Doutor

Personal information
- Full name: Pedro Octávio de Camargo Penteado
- Date of birth: 29 June 1917
- Place of birth: Campinas, Brazil
- Date of death: 30 May 2001 (aged 83)
- Place of death: Porto Feliz, Brazil
- Position: Goalkeeper

Youth career
- Cesário Mota
- Voluntários da Pátria

Senior career*
- Years: Team / Apps / (Gls)
- 1939–1940: Mogiana [pt]
- 1941: Ypiranga-SP
- 1941: → Flamengo (loan) / 3 / (0)
- 1941–1944: São Paulo / 39 / (0)
- 1945: Descalvadense
- 1946: Comercial-SP

= Doutor (footballer) =

Brazilian footballer

Pedro Octávio de Camargo Penteado (29 June 1917 – 30 May 2001), better known as Doutor, was a Brazilian professional footballer who played as goalkeeper.

==Career==

Originally from Campinas, Penteado began his career playing in the Liga Campineira, the amateur league of city, for the Cesário Mota and Voluntários da Pátria teams. In 1937 he abandoned his career after being accepted into the medical course at the Faculty of Medicine in Rio de Janeiro. In 1939 he ended up returning to his hometown and resumed playing for EC Mogiana. He ended up earning the nickname "Doctor" precisely for that reason.

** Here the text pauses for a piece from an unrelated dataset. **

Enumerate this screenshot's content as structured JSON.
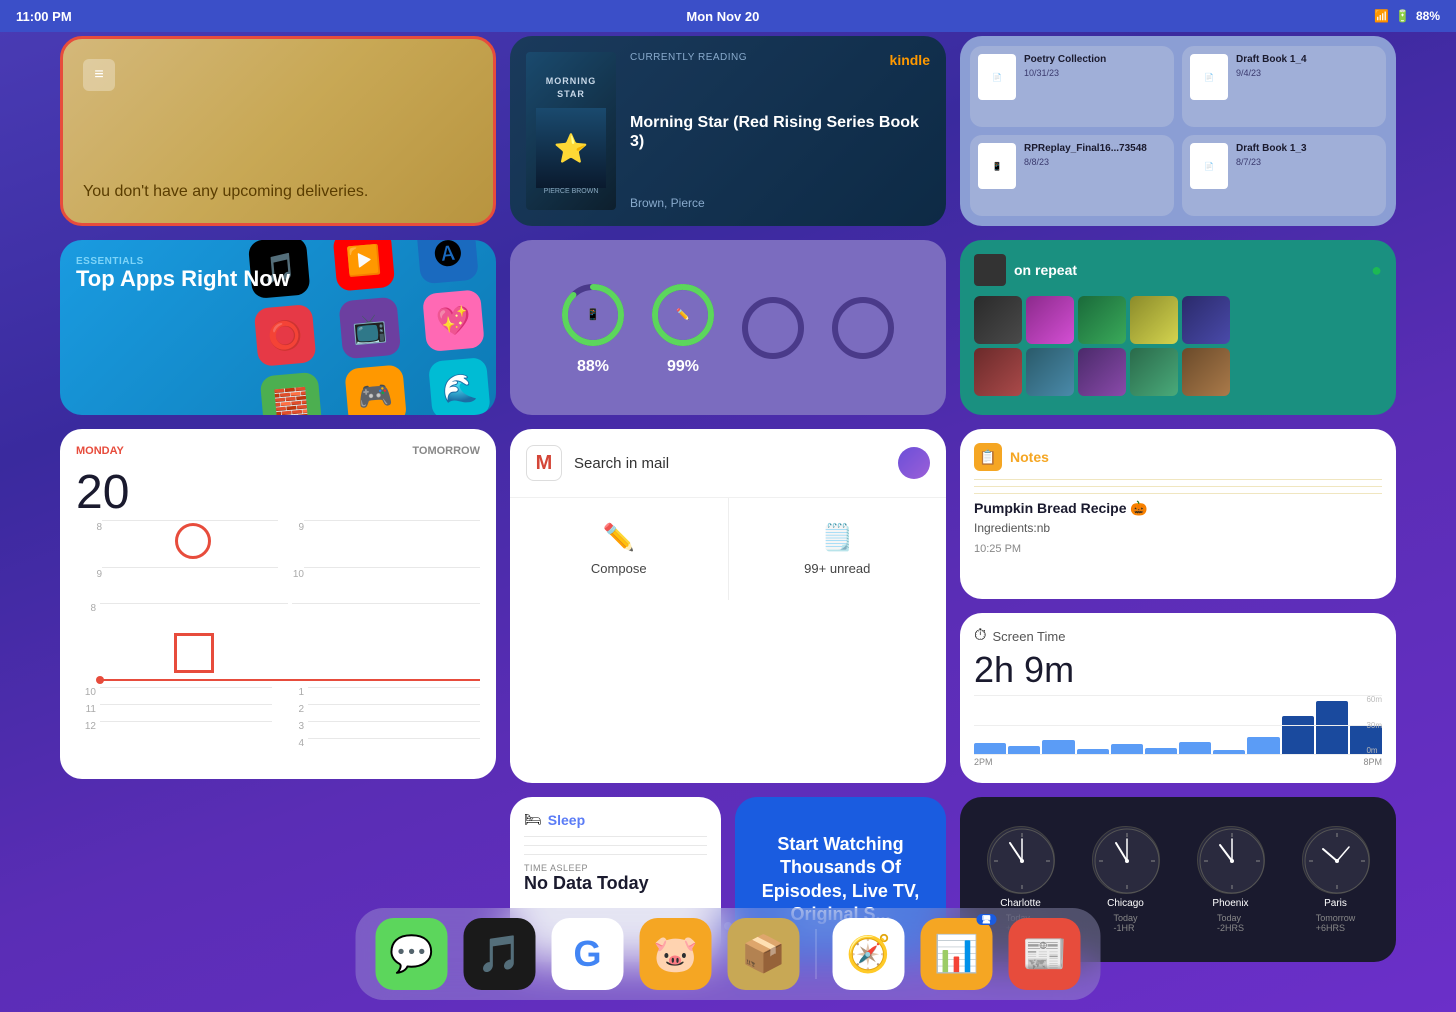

With a standout performance for Mogiana, he was signed by CA Ypiranga in 1941, becoming the club's starting goalkeeper in the São Paulo state championship. He was loaned to Flamengo at the end of the year and played three matches for the club. In 1942, he was acquired by São Paulo FC, but failed to establish himself, making only 39 appearances. In the last two years of his career, he played for Descalvadense and Comercial de São Paulo.